Dans une courte allocution qu’il prononça devant l'assemblée, Sa Sainteté souligna l'efficacité du débat en tant que méthode permettant de surmonter les idées fausses que l’on se fait de la réalité.
« Lorsque j'étais étudiant, j'avais l'habitude de pratiquer avec mes assistants de débat. J'ai pu constater que cela m'aidait beaucoup lorsque je rencontrais des points nécessitant des éclaircissements. Le débat m'a vraiment aidé à y voir plus clair et à mieux comprendre les différents sujets.
« Lorsque nous débattons, nous utilisons différents processus logiques. On dit que lorsqu'on arrive à persuader son adversaire d'accepter comme étant vrai quelque chose qui ne l'est pas, on est vraiment devenu un débatteur confirmé. Toutefois, il se peut que ce ne soit qu’une réussite intellectuelle, le véritable objectif de l'argumentation et du débat étant de transformer notre esprit. Nous pouvons le faire en parvenant à comprendre les différents sujets que nous avons étudiés à la lumière de la logique et de la raison. C'est dans ce contexte que le débat est si important pour améliorer notre compréhension. Je pense que c’est une méthode particulièrement efficace.
« Vous avez présenté vos compétences en matière de débat devant moi aujourd'hui et je tiens à vous en remercier.
« Lorsque j'étais étudiant, j'ai eu plusieurs assistants de débat, dont un certain Déyang Rinpoché. Il n'était pas aussi brillant que d'autres, et il se trouve que, quand je débattais avec lui, généralement je gagnais.

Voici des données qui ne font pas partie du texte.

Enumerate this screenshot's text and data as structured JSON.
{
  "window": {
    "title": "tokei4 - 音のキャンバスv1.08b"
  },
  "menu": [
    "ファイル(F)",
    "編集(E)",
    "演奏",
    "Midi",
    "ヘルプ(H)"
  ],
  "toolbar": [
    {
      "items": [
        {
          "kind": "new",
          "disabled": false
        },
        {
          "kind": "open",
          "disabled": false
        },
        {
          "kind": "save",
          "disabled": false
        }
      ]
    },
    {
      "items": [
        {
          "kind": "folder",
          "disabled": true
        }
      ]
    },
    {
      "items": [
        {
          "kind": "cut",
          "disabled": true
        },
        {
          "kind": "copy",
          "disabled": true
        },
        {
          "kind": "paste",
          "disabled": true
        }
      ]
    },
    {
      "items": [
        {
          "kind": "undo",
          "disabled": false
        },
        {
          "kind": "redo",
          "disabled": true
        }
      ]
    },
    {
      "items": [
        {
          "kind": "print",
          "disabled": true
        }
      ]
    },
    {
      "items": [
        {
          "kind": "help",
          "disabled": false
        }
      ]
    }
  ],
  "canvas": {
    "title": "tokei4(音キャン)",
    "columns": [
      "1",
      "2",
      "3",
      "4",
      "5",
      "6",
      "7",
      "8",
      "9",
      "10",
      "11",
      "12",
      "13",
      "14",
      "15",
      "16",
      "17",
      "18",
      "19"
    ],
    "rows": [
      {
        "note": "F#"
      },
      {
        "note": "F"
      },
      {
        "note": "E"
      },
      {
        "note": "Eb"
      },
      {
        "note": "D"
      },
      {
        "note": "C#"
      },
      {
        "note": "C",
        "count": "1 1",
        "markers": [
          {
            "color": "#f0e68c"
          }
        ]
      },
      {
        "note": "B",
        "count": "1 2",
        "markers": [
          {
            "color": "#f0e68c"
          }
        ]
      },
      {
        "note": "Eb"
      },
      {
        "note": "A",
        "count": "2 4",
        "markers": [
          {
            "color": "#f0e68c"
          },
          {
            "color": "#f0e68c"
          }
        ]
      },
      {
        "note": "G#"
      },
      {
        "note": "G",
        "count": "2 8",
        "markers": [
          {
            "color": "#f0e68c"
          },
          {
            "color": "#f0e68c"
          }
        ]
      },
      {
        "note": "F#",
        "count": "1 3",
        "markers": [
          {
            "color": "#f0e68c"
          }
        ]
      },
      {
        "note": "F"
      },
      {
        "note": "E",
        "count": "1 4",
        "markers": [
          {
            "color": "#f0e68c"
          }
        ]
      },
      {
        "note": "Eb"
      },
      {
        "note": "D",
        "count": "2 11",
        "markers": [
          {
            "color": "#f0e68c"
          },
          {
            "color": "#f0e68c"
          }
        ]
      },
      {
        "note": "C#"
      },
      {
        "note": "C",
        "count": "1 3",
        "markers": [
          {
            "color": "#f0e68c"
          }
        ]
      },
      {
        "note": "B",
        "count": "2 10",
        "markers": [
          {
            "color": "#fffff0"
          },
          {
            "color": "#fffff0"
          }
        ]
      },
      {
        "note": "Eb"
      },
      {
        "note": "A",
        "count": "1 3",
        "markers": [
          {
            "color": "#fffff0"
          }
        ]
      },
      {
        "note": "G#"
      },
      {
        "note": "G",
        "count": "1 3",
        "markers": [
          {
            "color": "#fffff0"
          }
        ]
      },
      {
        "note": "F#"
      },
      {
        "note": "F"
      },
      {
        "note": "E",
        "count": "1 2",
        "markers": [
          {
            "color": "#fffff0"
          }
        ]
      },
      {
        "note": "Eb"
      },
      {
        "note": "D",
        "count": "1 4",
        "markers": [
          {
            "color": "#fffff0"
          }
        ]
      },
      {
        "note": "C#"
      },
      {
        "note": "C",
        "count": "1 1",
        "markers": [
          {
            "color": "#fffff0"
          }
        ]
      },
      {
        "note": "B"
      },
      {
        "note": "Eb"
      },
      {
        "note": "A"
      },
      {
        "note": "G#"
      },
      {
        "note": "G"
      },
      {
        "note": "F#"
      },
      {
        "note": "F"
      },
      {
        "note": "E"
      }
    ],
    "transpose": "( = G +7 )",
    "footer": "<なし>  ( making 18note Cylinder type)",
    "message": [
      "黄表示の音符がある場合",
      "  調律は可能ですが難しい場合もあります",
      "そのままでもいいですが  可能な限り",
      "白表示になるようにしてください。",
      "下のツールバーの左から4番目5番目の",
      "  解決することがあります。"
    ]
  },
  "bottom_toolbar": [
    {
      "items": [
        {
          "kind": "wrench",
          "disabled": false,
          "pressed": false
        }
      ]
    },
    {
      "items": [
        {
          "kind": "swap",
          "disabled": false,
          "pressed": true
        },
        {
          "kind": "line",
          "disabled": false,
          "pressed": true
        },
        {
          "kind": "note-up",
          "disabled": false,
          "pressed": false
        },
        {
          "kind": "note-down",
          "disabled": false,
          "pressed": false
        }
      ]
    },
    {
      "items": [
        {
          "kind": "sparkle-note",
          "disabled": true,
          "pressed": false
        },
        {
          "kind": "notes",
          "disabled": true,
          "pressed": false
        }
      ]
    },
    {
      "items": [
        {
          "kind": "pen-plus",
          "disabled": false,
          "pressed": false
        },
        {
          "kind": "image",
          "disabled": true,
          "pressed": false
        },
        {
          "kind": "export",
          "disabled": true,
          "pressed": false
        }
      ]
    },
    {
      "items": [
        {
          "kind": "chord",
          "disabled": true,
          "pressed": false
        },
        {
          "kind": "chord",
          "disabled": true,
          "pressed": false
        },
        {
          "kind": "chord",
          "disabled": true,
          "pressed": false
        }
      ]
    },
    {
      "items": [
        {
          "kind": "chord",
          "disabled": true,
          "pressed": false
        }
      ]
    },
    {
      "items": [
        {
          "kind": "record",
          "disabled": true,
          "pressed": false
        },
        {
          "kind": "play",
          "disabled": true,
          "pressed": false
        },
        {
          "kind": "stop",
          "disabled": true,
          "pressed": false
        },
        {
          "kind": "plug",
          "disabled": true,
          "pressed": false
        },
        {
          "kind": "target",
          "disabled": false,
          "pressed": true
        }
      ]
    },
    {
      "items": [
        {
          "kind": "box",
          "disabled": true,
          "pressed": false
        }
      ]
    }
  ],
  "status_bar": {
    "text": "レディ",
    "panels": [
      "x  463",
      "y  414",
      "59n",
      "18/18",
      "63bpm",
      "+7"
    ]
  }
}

« Quoi qu'il en soit, mon propos est de souligner que le débat est une méthode extrêmement efficace pour nous aider à comprendre ce que nous avons étudié. Bien sûr, il existe d'autres traditions religieuses, comme l'hindouisme, qui sont fondées sur la foi. Mais dans nos études sur le bouddhisme, nous étudions ce que le Bouddha a enseigné par le biais du débat. En compagnie de mes assistants de débat, j'ai pu étudier l'enseignement du Bouddha, ce que j'ai trouvé très bénéfique. Je vous invite donc, vous aussi, à vous plonger dans l'enseignement du Bouddha en utilisant la logique et le raisonnement. Je vous exhorte de donner le meilleur de vous-mêmes dans vos études.
« C'est tout ce que j'avais à dire aujourd'hui. »
Lorsque Sa Sainteté quitta la cour des débats, les moines chantèrent une prière pour sa longue vie, composée par ses deux tuteurs Kyabjé Ling Rinpoché et Kyabjé Tridjang Rinpoché. Dans sa voiturette de golf, il fit une nouvelle fois le tour de la statue de Songtsèn Gampo et remonta l'allée jusqu'au porche du temple, avant de retourner à son lieu de résidence.